Implanting electrodes into a pea-sized part of the brain can dramatically improve life for people with severe cervical dystonia, according to the results of a pilot study led by Jill Ostrem and Philip Starr at the University of California, San Francisco, USA.
Nowadays, people with cervical dystonia can be treated with medications or injections of botulinum toxin, which interrupt signals from the brain that cause these spasms. However, those treatments do not provide adequate relief for all patients.
Over the last decade, doctors at the University of California and elsewhere have turned to deep brain stimulation to help people with debilitating dystonia; also used to treat Parkinson’s disease and the neurological disorder essential tremor.
Traditionally doctors have treated cervical dystonia with deep brain stimulation by targeting the globus pallidus internus.

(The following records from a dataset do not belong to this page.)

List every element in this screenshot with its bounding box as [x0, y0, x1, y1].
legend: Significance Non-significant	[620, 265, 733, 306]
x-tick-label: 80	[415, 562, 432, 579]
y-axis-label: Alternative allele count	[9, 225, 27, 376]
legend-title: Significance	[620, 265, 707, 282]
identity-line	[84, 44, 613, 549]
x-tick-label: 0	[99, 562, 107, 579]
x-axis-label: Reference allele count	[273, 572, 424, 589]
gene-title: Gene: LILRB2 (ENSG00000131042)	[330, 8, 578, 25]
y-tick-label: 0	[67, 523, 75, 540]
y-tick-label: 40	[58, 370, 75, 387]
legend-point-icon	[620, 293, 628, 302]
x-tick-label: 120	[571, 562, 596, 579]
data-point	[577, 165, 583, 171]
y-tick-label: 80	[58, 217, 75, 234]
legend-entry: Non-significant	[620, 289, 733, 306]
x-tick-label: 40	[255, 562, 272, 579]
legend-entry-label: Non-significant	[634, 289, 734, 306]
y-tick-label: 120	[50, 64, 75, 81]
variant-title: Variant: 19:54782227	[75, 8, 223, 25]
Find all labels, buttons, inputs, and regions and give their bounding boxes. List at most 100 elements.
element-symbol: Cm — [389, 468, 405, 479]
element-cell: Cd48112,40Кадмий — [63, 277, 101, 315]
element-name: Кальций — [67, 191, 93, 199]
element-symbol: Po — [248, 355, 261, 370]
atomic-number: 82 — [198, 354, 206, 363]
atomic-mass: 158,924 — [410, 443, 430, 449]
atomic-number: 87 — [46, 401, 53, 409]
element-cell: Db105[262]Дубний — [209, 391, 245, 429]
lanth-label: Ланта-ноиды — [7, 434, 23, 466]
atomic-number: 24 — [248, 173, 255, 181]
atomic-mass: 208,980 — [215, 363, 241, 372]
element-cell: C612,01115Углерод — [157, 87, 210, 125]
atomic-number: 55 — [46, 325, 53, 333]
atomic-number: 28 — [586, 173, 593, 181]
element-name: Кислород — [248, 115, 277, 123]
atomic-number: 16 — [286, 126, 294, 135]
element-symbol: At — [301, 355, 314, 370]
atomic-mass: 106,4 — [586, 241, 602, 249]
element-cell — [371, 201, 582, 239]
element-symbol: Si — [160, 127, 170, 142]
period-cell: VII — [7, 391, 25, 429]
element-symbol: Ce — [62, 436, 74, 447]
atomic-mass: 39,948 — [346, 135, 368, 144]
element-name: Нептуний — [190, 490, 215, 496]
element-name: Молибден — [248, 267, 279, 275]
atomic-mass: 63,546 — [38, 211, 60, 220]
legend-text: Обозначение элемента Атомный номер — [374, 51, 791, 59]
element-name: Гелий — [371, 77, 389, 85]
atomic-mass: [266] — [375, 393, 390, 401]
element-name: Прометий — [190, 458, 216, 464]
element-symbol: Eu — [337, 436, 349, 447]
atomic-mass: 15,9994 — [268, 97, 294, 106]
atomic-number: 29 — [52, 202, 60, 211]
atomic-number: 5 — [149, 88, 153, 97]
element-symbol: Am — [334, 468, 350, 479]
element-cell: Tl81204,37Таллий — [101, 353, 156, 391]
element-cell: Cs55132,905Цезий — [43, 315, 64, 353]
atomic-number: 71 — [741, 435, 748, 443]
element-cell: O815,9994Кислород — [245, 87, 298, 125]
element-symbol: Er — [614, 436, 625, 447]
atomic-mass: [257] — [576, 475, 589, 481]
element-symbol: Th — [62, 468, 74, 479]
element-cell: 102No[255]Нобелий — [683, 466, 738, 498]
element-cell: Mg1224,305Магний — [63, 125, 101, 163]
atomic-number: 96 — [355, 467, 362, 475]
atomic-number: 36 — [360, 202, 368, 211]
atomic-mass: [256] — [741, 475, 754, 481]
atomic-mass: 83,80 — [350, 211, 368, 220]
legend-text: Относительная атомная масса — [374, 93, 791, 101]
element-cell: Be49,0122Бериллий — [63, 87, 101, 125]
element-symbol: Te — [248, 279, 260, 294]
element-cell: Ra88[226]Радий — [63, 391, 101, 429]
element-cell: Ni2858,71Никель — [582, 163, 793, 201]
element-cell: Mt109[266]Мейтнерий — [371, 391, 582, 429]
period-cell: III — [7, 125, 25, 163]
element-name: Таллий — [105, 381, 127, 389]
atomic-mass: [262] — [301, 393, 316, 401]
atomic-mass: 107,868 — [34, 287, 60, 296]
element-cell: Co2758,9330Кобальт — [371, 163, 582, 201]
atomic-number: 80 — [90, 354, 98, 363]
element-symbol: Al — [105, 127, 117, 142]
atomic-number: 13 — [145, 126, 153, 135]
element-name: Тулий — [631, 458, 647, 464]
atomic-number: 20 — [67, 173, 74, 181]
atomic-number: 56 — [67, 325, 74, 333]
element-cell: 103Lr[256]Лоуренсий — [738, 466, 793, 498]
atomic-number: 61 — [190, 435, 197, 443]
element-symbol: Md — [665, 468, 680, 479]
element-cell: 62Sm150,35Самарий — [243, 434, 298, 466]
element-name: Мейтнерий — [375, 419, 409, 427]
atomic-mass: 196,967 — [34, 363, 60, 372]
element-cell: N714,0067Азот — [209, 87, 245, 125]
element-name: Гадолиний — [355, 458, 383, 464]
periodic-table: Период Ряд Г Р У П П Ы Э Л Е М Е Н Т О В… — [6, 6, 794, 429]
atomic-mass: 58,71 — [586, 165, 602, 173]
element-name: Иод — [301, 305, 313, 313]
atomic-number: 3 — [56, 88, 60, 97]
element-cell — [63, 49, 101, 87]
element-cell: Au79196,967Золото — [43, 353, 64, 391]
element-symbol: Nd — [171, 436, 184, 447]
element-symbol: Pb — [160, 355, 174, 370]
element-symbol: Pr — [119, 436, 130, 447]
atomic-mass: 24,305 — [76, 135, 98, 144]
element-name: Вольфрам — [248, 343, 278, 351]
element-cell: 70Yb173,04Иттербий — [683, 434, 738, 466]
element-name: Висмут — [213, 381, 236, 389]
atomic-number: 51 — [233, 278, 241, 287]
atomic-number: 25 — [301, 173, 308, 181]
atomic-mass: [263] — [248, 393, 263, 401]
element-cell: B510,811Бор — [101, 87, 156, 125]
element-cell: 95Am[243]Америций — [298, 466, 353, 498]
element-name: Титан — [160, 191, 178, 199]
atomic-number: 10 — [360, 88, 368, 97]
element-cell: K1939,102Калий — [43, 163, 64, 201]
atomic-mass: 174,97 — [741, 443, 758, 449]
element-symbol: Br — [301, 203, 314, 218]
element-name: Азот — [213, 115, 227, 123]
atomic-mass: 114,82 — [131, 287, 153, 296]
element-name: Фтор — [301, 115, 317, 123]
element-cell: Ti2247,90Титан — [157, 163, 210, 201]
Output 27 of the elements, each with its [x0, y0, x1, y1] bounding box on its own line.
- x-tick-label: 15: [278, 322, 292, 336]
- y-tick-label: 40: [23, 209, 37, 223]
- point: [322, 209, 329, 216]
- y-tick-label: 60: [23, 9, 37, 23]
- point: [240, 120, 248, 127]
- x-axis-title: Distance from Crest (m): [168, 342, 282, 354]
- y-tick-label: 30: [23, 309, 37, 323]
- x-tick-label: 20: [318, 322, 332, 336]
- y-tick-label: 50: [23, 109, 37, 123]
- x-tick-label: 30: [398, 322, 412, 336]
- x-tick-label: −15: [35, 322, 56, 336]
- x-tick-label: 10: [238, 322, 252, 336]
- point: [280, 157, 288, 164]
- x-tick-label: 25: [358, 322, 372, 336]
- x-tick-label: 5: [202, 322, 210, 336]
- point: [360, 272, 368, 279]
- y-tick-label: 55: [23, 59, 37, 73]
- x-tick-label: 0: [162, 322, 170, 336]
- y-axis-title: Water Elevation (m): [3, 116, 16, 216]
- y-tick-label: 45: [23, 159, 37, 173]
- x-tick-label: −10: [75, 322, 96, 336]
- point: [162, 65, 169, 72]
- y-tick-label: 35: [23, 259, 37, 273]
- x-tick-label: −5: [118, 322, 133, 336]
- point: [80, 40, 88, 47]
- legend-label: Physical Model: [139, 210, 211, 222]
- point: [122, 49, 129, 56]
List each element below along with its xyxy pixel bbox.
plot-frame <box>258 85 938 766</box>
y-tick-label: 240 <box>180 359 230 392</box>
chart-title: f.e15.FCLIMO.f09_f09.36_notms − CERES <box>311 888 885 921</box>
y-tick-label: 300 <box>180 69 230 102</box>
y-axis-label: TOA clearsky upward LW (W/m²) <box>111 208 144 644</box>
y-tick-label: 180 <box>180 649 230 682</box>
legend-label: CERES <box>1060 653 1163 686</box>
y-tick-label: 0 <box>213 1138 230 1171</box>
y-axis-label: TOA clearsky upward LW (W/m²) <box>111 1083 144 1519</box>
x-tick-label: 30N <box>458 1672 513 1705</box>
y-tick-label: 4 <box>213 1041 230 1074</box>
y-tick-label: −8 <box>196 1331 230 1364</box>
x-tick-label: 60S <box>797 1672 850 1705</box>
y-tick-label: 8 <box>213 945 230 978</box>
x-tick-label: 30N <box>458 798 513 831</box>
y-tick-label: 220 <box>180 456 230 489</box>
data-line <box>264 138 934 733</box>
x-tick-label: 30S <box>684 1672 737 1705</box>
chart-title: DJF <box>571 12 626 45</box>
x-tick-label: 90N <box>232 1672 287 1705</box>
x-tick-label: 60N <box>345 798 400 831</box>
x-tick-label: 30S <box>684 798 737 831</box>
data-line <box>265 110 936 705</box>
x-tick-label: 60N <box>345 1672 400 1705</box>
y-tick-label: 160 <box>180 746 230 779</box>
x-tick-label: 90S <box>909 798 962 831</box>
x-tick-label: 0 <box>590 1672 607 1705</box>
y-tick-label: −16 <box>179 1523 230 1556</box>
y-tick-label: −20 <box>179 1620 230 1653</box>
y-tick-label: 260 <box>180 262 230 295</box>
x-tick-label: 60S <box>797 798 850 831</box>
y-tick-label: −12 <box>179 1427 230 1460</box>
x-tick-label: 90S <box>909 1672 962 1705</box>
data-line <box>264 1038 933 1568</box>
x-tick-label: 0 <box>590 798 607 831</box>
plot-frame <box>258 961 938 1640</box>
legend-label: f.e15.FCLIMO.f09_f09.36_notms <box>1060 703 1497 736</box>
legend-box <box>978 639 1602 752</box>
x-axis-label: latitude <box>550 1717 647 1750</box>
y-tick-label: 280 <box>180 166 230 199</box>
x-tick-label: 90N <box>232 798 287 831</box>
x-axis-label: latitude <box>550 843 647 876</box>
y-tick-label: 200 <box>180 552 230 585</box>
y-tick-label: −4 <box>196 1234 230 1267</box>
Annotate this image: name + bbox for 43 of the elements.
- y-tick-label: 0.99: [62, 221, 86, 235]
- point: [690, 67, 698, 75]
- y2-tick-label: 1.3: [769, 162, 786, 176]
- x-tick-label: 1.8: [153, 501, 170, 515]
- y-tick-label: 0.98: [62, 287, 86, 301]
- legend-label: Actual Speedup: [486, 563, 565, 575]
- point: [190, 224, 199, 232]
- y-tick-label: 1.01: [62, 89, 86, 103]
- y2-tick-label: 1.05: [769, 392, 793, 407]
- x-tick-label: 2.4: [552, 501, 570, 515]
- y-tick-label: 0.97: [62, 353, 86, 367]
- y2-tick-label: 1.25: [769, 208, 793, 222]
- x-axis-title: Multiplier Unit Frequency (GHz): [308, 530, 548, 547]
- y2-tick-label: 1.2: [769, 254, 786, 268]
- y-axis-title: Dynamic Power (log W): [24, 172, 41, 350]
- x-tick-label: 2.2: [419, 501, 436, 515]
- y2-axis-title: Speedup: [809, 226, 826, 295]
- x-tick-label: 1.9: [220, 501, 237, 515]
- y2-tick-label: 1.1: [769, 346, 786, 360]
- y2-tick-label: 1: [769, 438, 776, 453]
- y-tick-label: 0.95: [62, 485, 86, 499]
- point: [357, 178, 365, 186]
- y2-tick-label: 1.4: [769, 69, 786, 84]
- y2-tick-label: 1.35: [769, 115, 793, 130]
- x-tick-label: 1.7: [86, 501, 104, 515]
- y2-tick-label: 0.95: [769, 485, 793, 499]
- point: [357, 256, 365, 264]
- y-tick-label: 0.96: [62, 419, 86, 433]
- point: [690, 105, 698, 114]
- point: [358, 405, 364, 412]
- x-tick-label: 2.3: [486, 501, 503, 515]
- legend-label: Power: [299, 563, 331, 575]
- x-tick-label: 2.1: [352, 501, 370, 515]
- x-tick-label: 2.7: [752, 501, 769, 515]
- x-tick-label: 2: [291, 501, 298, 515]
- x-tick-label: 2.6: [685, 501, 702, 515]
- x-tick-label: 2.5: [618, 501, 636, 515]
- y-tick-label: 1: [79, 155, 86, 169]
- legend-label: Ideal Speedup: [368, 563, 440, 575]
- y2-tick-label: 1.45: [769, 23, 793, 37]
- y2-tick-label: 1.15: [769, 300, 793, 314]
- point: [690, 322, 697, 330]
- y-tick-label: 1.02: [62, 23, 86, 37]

Reporting this week in the journal Neurology, the University of California team described the results of the first detailed clinical study looking at deep brain stimulation targeting a completely different part of the brain: the “subthalamic nucleus.”
“This target is very widely used for Parkinson’s disease but not widely used for dystonia,” said Starr, professor of neurological surgery, University of California, and senior author of the paper.
The study, led by Ostrem, associate professor of neurology, University of California, involved nine patients followed for one year after surgery. “Patients in this study had failed medical treatments, but with the surgery, they were able to improve their movements and quality of life—as well as overcome some of their disability and pain,” said Ostrem.
Video analysis and standard measures of dystonia showed the surgeries lowered pain, reduced spasms and improved the overall quality of life without causing serious side effects.
“Medications and botulinum toxin injections still remain the first line of treatment,” Ostrem said, “but for those who are really still suffering, we think deep brain stimulation using this new stimulation location offers another choice for them.”
The team is now planning to enrol more patients into a longer study following outcomes for three years post-surgery.